We had come there for a purpose.
I tried hard not to be nervous;
But when he saw me and half-started,
My heart beat out of my chest.
He approached and kissed my hand;
Not at all what I had planned.
He was the captain of the ship;
And I, supposed to be a simple guest.
A spy was meant to blend in;
But, my companions saw a win,
And their eager nods to our captain’s invitation
Saw us that night around his dining table.
He spoke nearly to no other
And I so wished to run for cover,
For he was charming, and sweet,
And to consider harm from me, he seemed unable.
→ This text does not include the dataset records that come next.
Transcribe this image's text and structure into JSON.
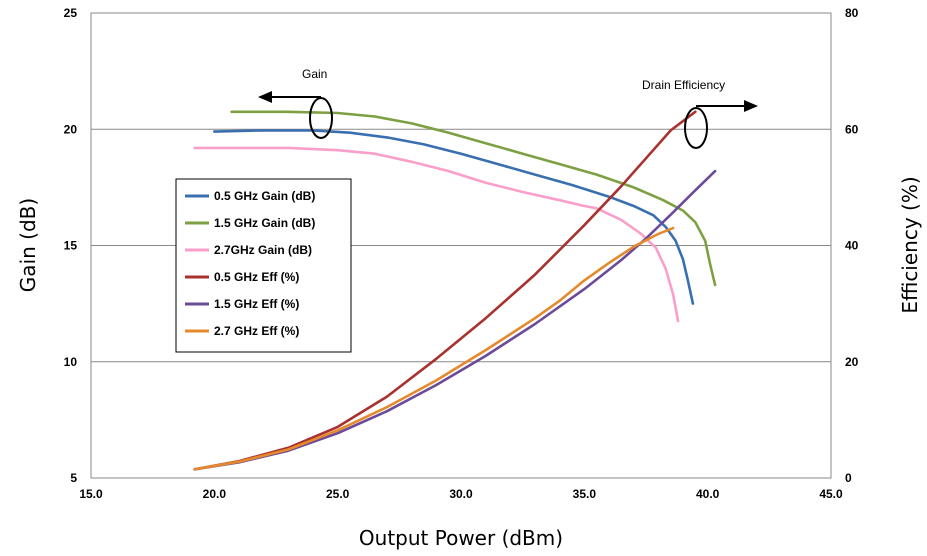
{
  "chart_data": {
    "type": "line",
    "xlabel": "Output Power (dBm)",
    "ylabel": "Gain (dB)",
    "y2label": "Efficiency (%)",
    "xlim": [
      15,
      45
    ],
    "ylim": [
      5,
      25
    ],
    "y2lim": [
      0,
      80
    ],
    "xticks": [
      "15.0",
      "20.0",
      "25.0",
      "30.0",
      "35.0",
      "40.0",
      "45.0"
    ],
    "yticks": [
      "5",
      "10",
      "15",
      "20",
      "25"
    ],
    "y2ticks": [
      "0",
      "20",
      "40",
      "60",
      "80"
    ],
    "grid": true,
    "legend_position": "left",
    "annotations": {
      "gain": "Gain",
      "efficiency": "Drain Efficiency"
    },
    "series": [
      {
        "name": "0.5 GHz Gain (dB)",
        "axis": "left",
        "color": "#3A6FAF",
        "x": [
          20.0,
          22.0,
          24.0,
          25.5,
          27.0,
          28.5,
          30.0,
          31.5,
          33.0,
          34.5,
          36.0,
          37.0,
          37.8,
          38.3,
          38.7,
          39.0,
          39.2,
          39.4
        ],
        "y": [
          19.9,
          19.95,
          19.95,
          19.85,
          19.65,
          19.35,
          18.95,
          18.5,
          18.05,
          17.6,
          17.1,
          16.7,
          16.3,
          15.8,
          15.2,
          14.4,
          13.5,
          12.5
        ]
      },
      {
        "name": "1.5 GHz Gain (dB)",
        "axis": "left",
        "color": "#7DA043",
        "x": [
          20.7,
          23.0,
          25.0,
          26.5,
          28.0,
          29.5,
          31.0,
          32.5,
          34.0,
          35.5,
          37.0,
          38.2,
          39.0,
          39.5,
          39.9,
          40.1,
          40.3
        ],
        "y": [
          20.75,
          20.75,
          20.7,
          20.55,
          20.25,
          19.85,
          19.4,
          18.95,
          18.5,
          18.05,
          17.5,
          16.95,
          16.5,
          16.0,
          15.2,
          14.2,
          13.3
        ]
      },
      {
        "name": "2.7GHz Gain (dB)",
        "axis": "left",
        "color": "#F99FC9",
        "x": [
          19.2,
          21.0,
          23.0,
          25.0,
          26.5,
          28.0,
          29.5,
          31.0,
          32.5,
          34.0,
          35.0,
          35.5,
          36.5,
          37.3,
          37.9,
          38.3,
          38.6,
          38.8
        ],
        "y": [
          19.2,
          19.2,
          19.2,
          19.1,
          18.95,
          18.6,
          18.2,
          17.7,
          17.3,
          16.95,
          16.7,
          16.6,
          16.1,
          15.5,
          14.9,
          14.0,
          12.9,
          11.75
        ]
      },
      {
        "name": "0.5 GHz Eff (%)",
        "axis": "right",
        "color": "#A8322F",
        "x": [
          19.2,
          21.0,
          23.0,
          25.0,
          27.0,
          29.0,
          31.0,
          33.0,
          35.0,
          36.5,
          37.5,
          38.5,
          39.5
        ],
        "y": [
          1.5,
          2.9,
          5.2,
          8.8,
          14.0,
          20.5,
          27.5,
          35.0,
          43.5,
          50.2,
          55.0,
          59.8,
          63.0
        ]
      },
      {
        "name": "1.5 GHz Eff (%)",
        "axis": "right",
        "color": "#6B4A9A",
        "x": [
          19.2,
          21.0,
          23.0,
          25.0,
          27.0,
          29.0,
          31.0,
          33.0,
          35.0,
          36.5,
          37.5,
          38.5,
          39.5,
          40.3
        ],
        "y": [
          1.5,
          2.7,
          4.7,
          7.7,
          11.5,
          16.0,
          21.0,
          26.5,
          32.5,
          37.5,
          41.2,
          45.3,
          49.5,
          52.8
        ]
      },
      {
        "name": "2.7 GHz Eff (%)",
        "axis": "right",
        "color": "#E58A2C",
        "x": [
          19.2,
          21.0,
          23.0,
          25.0,
          27.0,
          29.0,
          31.0,
          33.0,
          34.0,
          35.0,
          36.0,
          37.0,
          38.0,
          38.6
        ],
        "y": [
          1.5,
          2.8,
          4.9,
          8.2,
          12.2,
          16.8,
          22.0,
          27.5,
          30.5,
          34.0,
          37.0,
          39.8,
          42.0,
          43.0
        ]
      }
    ]
  }
}
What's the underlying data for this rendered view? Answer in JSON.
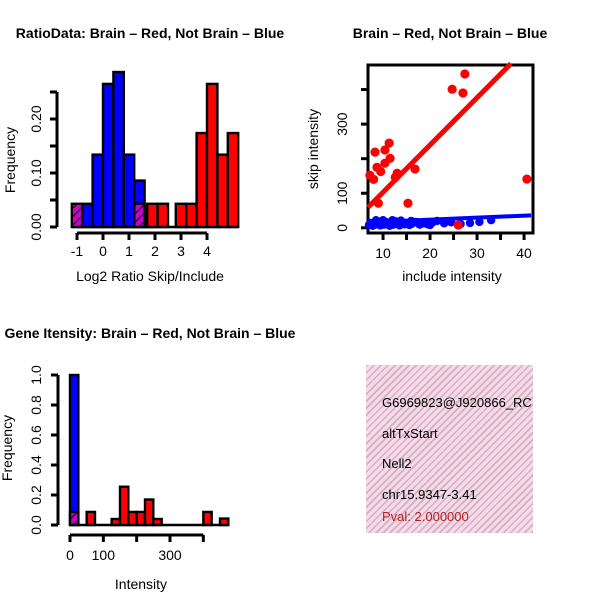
{
  "colors": {
    "red": "#ff0000",
    "blue": "#0000ff",
    "purple": "#cc00cc",
    "purple_hatch_line": "#14042a",
    "axis": "#000000",
    "pink_background": "#f8d7ef",
    "pval_text": "#b22222"
  },
  "chart_data": [
    {
      "id": "hist_ratio",
      "type": "bar",
      "title": "RatioData: Brain – Red, Not Brain – Blue",
      "xlabel": "Log2 Ratio Skip/Include",
      "ylabel": "Frequency",
      "legend_note": "Brain = red bars, Not Brain = blue bars, overlap = hatched purple",
      "xlim": [
        -1.8,
        5.5
      ],
      "ylim": [
        0,
        0.25
      ],
      "x_ticks": [
        {
          "v": -1,
          "label": "-1"
        },
        {
          "v": 0,
          "label": "0"
        },
        {
          "v": 1,
          "label": "1"
        },
        {
          "v": 2,
          "label": "2"
        },
        {
          "v": 3,
          "label": "3"
        },
        {
          "v": 4,
          "label": "4"
        }
      ],
      "y_ticks": [
        {
          "v": 0,
          "label": "0.00"
        },
        {
          "v": 0.05
        },
        {
          "v": 0.1,
          "label": "0.10"
        },
        {
          "v": 0.15
        },
        {
          "v": 0.2,
          "label": "0.20"
        },
        {
          "v": 0.25
        }
      ],
      "baseline": [
        -1.2,
        5.2
      ],
      "bars": [
        {
          "x0": -0.8,
          "x1": -0.4,
          "h": 0.043,
          "c": "blue"
        },
        {
          "x0": -0.4,
          "x1": 0.0,
          "h": 0.134,
          "c": "blue"
        },
        {
          "x0": 0.0,
          "x1": 0.4,
          "h": 0.265,
          "c": "blue"
        },
        {
          "x0": 0.4,
          "x1": 0.8,
          "h": 0.287,
          "c": "blue"
        },
        {
          "x0": 0.8,
          "x1": 1.2,
          "h": 0.134,
          "c": "blue"
        },
        {
          "x0": 1.2,
          "x1": 1.6,
          "h": 0.086,
          "c": "blue"
        },
        {
          "x0": 1.6,
          "x1": 2.0,
          "h": 0.02,
          "c": "blue"
        },
        {
          "x0": 1.7,
          "x1": 2.1,
          "h": 0.043,
          "c": "red"
        },
        {
          "x0": 2.1,
          "x1": 2.5,
          "h": 0.043,
          "c": "red"
        },
        {
          "x0": 2.8,
          "x1": 3.2,
          "h": 0.043,
          "c": "red"
        },
        {
          "x0": 3.2,
          "x1": 3.6,
          "h": 0.043,
          "c": "red"
        },
        {
          "x0": 3.6,
          "x1": 4.0,
          "h": 0.174,
          "c": "red"
        },
        {
          "x0": 4.0,
          "x1": 4.4,
          "h": 0.265,
          "c": "red"
        },
        {
          "x0": 4.4,
          "x1": 4.8,
          "h": 0.134,
          "c": "red"
        },
        {
          "x0": 4.8,
          "x1": 5.2,
          "h": 0.174,
          "c": "red"
        },
        {
          "x0": -1.2,
          "x1": -0.8,
          "h": 0.043,
          "c": "overlap"
        },
        {
          "x0": 1.2,
          "x1": 1.6,
          "h": 0.043,
          "c": "overlap"
        }
      ]
    },
    {
      "id": "scatter_intensity",
      "type": "scatter",
      "title": "Brain – Red, Not Brain – Blue",
      "xlabel": "include intensity",
      "ylabel": "skip intensity",
      "xlim": [
        6.8,
        41.9
      ],
      "ylim": [
        -15,
        471
      ],
      "x_ticks": [
        {
          "v": 10,
          "label": "10"
        },
        {
          "v": 15
        },
        {
          "v": 20,
          "label": "20"
        },
        {
          "v": 25
        },
        {
          "v": 30,
          "label": "30"
        },
        {
          "v": 35
        },
        {
          "v": 40,
          "label": "40"
        }
      ],
      "y_ticks": [
        {
          "v": 0,
          "label": "0"
        },
        {
          "v": 100,
          "label": "100"
        },
        {
          "v": 200
        },
        {
          "v": 300,
          "label": "300"
        },
        {
          "v": 400
        }
      ],
      "red_points": [
        [
          27.4,
          445
        ],
        [
          24.7,
          401
        ],
        [
          27.0,
          390
        ],
        [
          11.3,
          245
        ],
        [
          10.4,
          225
        ],
        [
          8.3,
          219
        ],
        [
          11.5,
          201
        ],
        [
          10.4,
          187
        ],
        [
          8.7,
          175
        ],
        [
          7.2,
          152
        ],
        [
          12.6,
          146
        ],
        [
          16.8,
          170
        ],
        [
          8.0,
          140
        ],
        [
          13.0,
          158
        ],
        [
          9.5,
          163
        ],
        [
          9.0,
          71
        ],
        [
          15.3,
          71
        ],
        [
          40.6,
          141
        ],
        [
          26.0,
          8
        ]
      ],
      "blue_points": [
        [
          7,
          8
        ],
        [
          7.3,
          14
        ],
        [
          7.8,
          6
        ],
        [
          8.2,
          16
        ],
        [
          8.6,
          10
        ],
        [
          9,
          18
        ],
        [
          9.4,
          7
        ],
        [
          9.8,
          13
        ],
        [
          10.2,
          9
        ],
        [
          10.6,
          17
        ],
        [
          11,
          11
        ],
        [
          11.4,
          6
        ],
        [
          11.8,
          15
        ],
        [
          12.2,
          9
        ],
        [
          12.6,
          19
        ],
        [
          13,
          12
        ],
        [
          13.5,
          7
        ],
        [
          14,
          16
        ],
        [
          14.5,
          10
        ],
        [
          15,
          14
        ],
        [
          15.6,
          8
        ],
        [
          16.2,
          12
        ],
        [
          17,
          17
        ],
        [
          17.8,
          9
        ],
        [
          18.6,
          13
        ],
        [
          19.5,
          10
        ],
        [
          20.5,
          15
        ],
        [
          21.5,
          20
        ],
        [
          23,
          13
        ],
        [
          24.5,
          16
        ],
        [
          26.5,
          11
        ],
        [
          28.5,
          14
        ],
        [
          30.5,
          17
        ],
        [
          33,
          22
        ],
        [
          20,
          8
        ],
        [
          16,
          20
        ],
        [
          12,
          22
        ],
        [
          10,
          22
        ],
        [
          8.5,
          22
        ],
        [
          13.8,
          21
        ]
      ],
      "red_line": {
        "x": [
          6.8,
          37.2
        ],
        "y": [
          59,
          475
        ]
      },
      "blue_line": {
        "x": [
          6.8,
          41.5
        ],
        "y": [
          16,
          36
        ]
      }
    },
    {
      "id": "hist_gene_intensity",
      "type": "bar",
      "title": "Gene Itensity: Brain – Red, Not Brain – Blue",
      "xlabel": "Intensity",
      "ylabel": "Frequency",
      "legend_note": "Brain = red bars, Not Brain = blue bars, overlap = hatched purple",
      "xlim": [
        0,
        475
      ],
      "ylim": [
        0,
        1.0
      ],
      "x_ticks": [
        {
          "v": 0,
          "label": "0"
        },
        {
          "v": 100,
          "label": "100"
        },
        {
          "v": 200
        },
        {
          "v": 300,
          "label": "300"
        },
        {
          "v": 400
        }
      ],
      "y_ticks": [
        {
          "v": 0,
          "label": "0.0"
        },
        {
          "v": 0.2,
          "label": "0.2"
        },
        {
          "v": 0.4,
          "label": "0.4"
        },
        {
          "v": 0.6,
          "label": "0.6"
        },
        {
          "v": 0.8,
          "label": "0.8"
        },
        {
          "v": 1,
          "label": "1.0"
        }
      ],
      "baseline": [
        0,
        475
      ],
      "bars": [
        {
          "x0": 0,
          "x1": 25,
          "h": 1.0,
          "c": "blue"
        },
        {
          "x0": 50,
          "x1": 75,
          "h": 0.087,
          "c": "red"
        },
        {
          "x0": 125,
          "x1": 150,
          "h": 0.04,
          "c": "red"
        },
        {
          "x0": 150,
          "x1": 175,
          "h": 0.255,
          "c": "red"
        },
        {
          "x0": 175,
          "x1": 200,
          "h": 0.087,
          "c": "red"
        },
        {
          "x0": 200,
          "x1": 225,
          "h": 0.087,
          "c": "red"
        },
        {
          "x0": 225,
          "x1": 250,
          "h": 0.17,
          "c": "red"
        },
        {
          "x0": 250,
          "x1": 275,
          "h": 0.04,
          "c": "red"
        },
        {
          "x0": 400,
          "x1": 425,
          "h": 0.087,
          "c": "red"
        },
        {
          "x0": 450,
          "x1": 475,
          "h": 0.043,
          "c": "red"
        },
        {
          "x0": 0,
          "x1": 25,
          "h": 0.087,
          "c": "overlap"
        }
      ]
    }
  ],
  "info_panel": {
    "line1": "G6969823@J920866_RC",
    "line2": "altTxStart",
    "line3": "Nell2",
    "line4": "chr15.9347-3.41",
    "line5": "Pval: 2.000000"
  }
}
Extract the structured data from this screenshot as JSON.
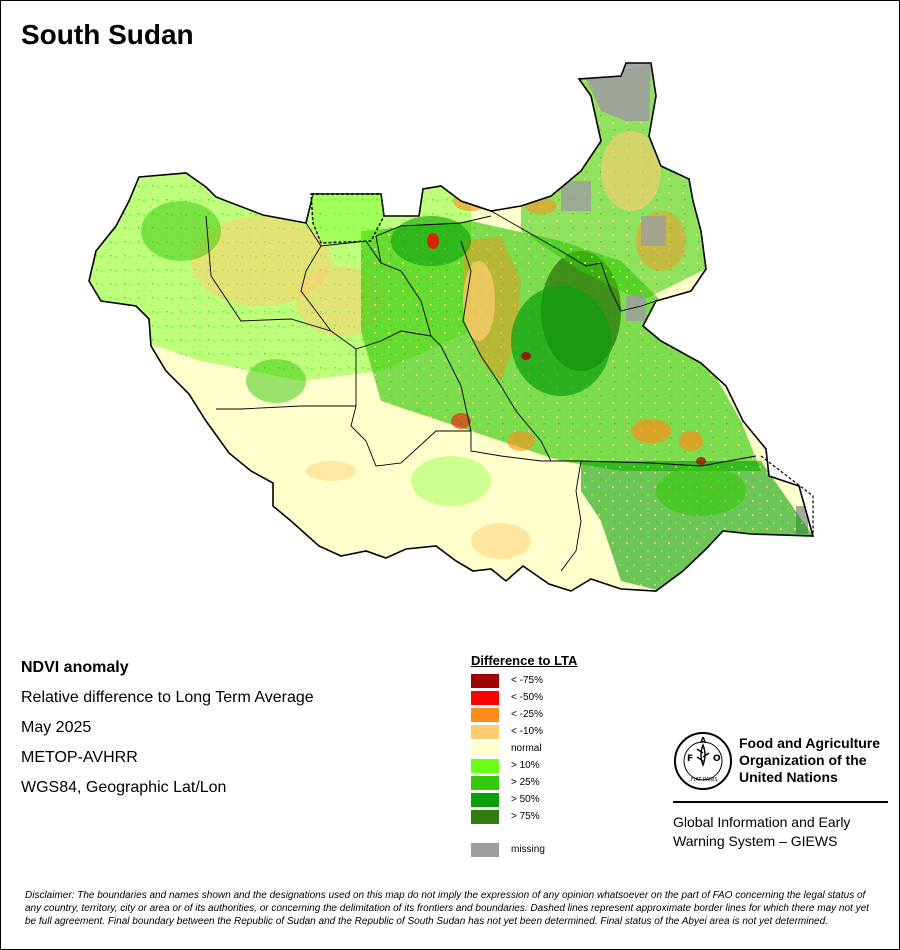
{
  "title": "South Sudan",
  "info": {
    "heading": "NDVI anomaly",
    "lines": [
      "Relative difference to Long Term Average",
      "May 2025",
      "METOP-AVHRR",
      "WGS84, Geographic Lat/Lon"
    ]
  },
  "legend": {
    "title": "Difference to LTA",
    "items": [
      {
        "label": "< -75%",
        "color": "#a00000"
      },
      {
        "label": "< -50%",
        "color": "#ff0000"
      },
      {
        "label": "< -25%",
        "color": "#ff8c1a"
      },
      {
        "label": "< -10%",
        "color": "#ffcc70"
      },
      {
        "label": "normal",
        "color": "#ffffcc"
      },
      {
        "label": "> 10%",
        "color": "#6cff1a"
      },
      {
        "label": "> 25%",
        "color": "#36c80a"
      },
      {
        "label": "> 50%",
        "color": "#0b9e0b"
      },
      {
        "label": "> 75%",
        "color": "#2e7d0f"
      }
    ],
    "missing": {
      "label": "missing",
      "color": "#9e9e9e"
    }
  },
  "organization": {
    "logo_text": "FAO",
    "seal_text": "FIAT PANIS",
    "name_lines": [
      "Food and Agriculture",
      "Organization of the",
      "United Nations"
    ],
    "system_lines": [
      "Global Information and Early",
      "Warning System – GIEWS"
    ]
  },
  "disclaimer": "Disclaimer: The boundaries and names shown and the designations used on this map do not imply the expression of any opinion whatsoever on the part of FAO concerning the legal status of any country, territory, city or area or of its authorities, or concerning the delimitation of its frontiers and boundaries. Dashed lines represent approximate border lines for which there may not yet be full agreement.  Final boundary between the Republic of Sudan and the Republic of South Sudan has not yet been determined. Final status of the Abyei area is not yet determined."
}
His name, he said, was Nikolai;
No other name he’d let me call him by.
And a fond familiarity with post-it note poetry
Grew over the course of the next few days.
The poems were left to me anonymous
But, they were really no less obvious
And I couldn’t help but blush and smile
Every time another came my way.
My companions, for their part
Wanted me to use his heart
And gain what we had come to get:
An edge for those we served — his enemies.
But I found that I no longer could
And so I did what I then always would,
And ran from cause and captain both:
Losing all to a choice I would not seize.
Drawn from a dream I once had, involving an interstellar civil war, an infatuated Russian spaceship captain (who left me little love poems on post-it notes, it was kind of adorable), and a choice that I refused to make — that last seeming to be a recurring character flaw of mine.